Read Psalm 1.
“Two roads diverged in a wood,” Robert Frost once wrote. If you know the poem, you know he took the one less traveled. It made all the difference.
As it turns out, Frost wrote the poem as something of a joke for a friend who was routinely indecisive about the paths they should take as they walked together in the forest. But in Scripture, the split path is anything but trivial—and each time it comes up the Holy Spirit beckons us to take the one that leads to our true home in the presence of God, less traveled though it may be.
This fork in the road is as old as creation itself—and it was choosing the wrong bend that brought a curse upon our world to begin with. But the road diverges again and again, and each time the Spirit of God calls His people to embrace the love of their Creator.
The road diverged when Joshua told the Israelites, “Choose for yourselves this day whom you will serve, whether the gods your ancestors served beyond the Euphrates, or the gods of the Amorites, in whose land you are living. But as for me and my household, we will serve the LORD” (Joshua 24:15). It forked again when Elijah warned the people atop Mount Carmel, “How long will you waver between two opinions? If the LORD is God, follow him; but if Baal is God, follow him” (1 Kings 18:21).
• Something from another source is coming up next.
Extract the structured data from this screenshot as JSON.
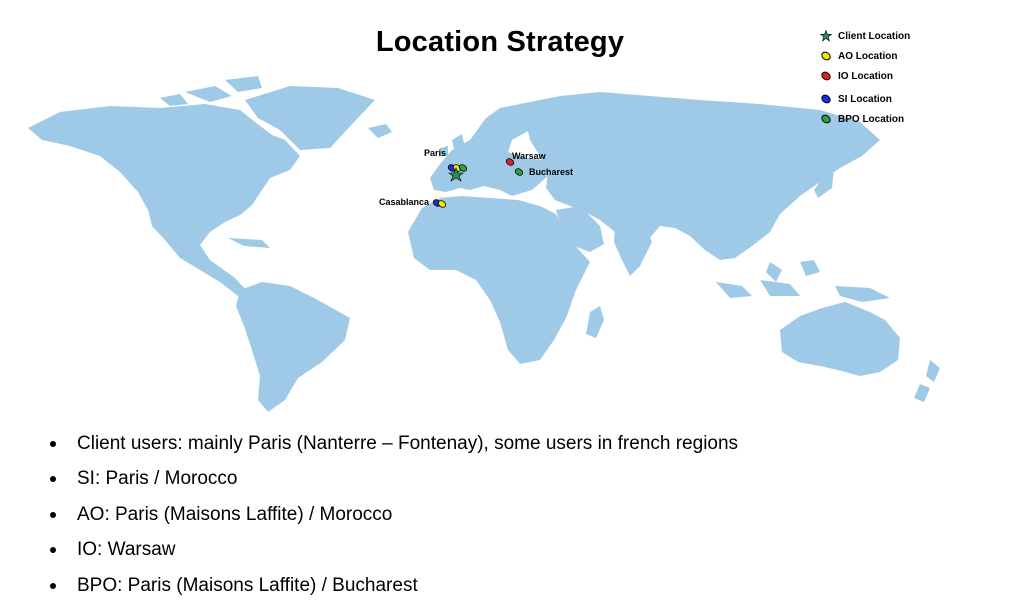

And it split when Jesus laid the choice down plainly: “Enter through the narrow gate. For wide is the gate and broad is the road that leads to destruction, and many enter through it” (Matthew 7:13).
Here in Psalm 1, the two roads take center stage—“the way of the righteous” vs. “the way of the wicked” (v. 6). The Lord watches over the one, while the other leads to destruction. The choice is obvious, but it is not easy. It never is.
Years ago, when I would read this psalm, I wasn’t able to see Jesus in it. It seemed to me these verses could be at home in any religion’s holy book. “Choose good, not evil, and you’ll be blessed,” they appeared to say. But that’s karma, not the gospel. These days, however, I can hear God speaking to me through these ancient words, the Spirit pleading with me to choose the good way.
The person who follows the path of righteousness—the path of God—meditates on the commandments of the Lord day and night (v. 2), not because memorizing rules will earn anyone anything, but because the laws of God reveal His beautiful heart, bit by bit. Each one is like a clue to the greatest treasure imaginable. The law is not the point; God is.
To meditate is literally “to mumble,” as if God’s Word could become stuck in a person’s mouth and remain there to be chewed on throughout the day. It’s savored with the passing of every breath and becomes a part of life’s rhythm, the soundtrack that never fades into the background.
This is not a description of a cultural Christian, of a sheep that’s forgotten what the Good Shepherd’s voice sounds like. This is not a picture of a mere Jesus fan. True disciples are made of stuff like this. This is someone who has been radically changed by the Lord, who is so committed to Him that they need the sweet taste of His words on their lips all the time. Nothing else will do.
The psalmist sees such a person as “a tree planted by streams of water” (v. 3). Its roots go deep because they are fed by the nearby streams. Its trunk grows strong and is not easily swayed by the winds that blow. Drought is no threat; it has what it needs to produce its fruit in season. It is a tree of life, a blessing to others, not unlike the original tree of life in the garden.
This psalm brings me both conviction and hope. It’s a reality check, as I remember that I am often blown around by the storms that come my way; I am not the strong tree I hope to someday be. But it is also a reminder of God’s power, a power I have access to through the Holy Spirit. This psalm describes who I want to be, even as I am forced to recognize I am not yet there. “Two roads diverged in a wood,” but I can’t stop staring at the trees, especially the one mumbling the words of God by that stream over there.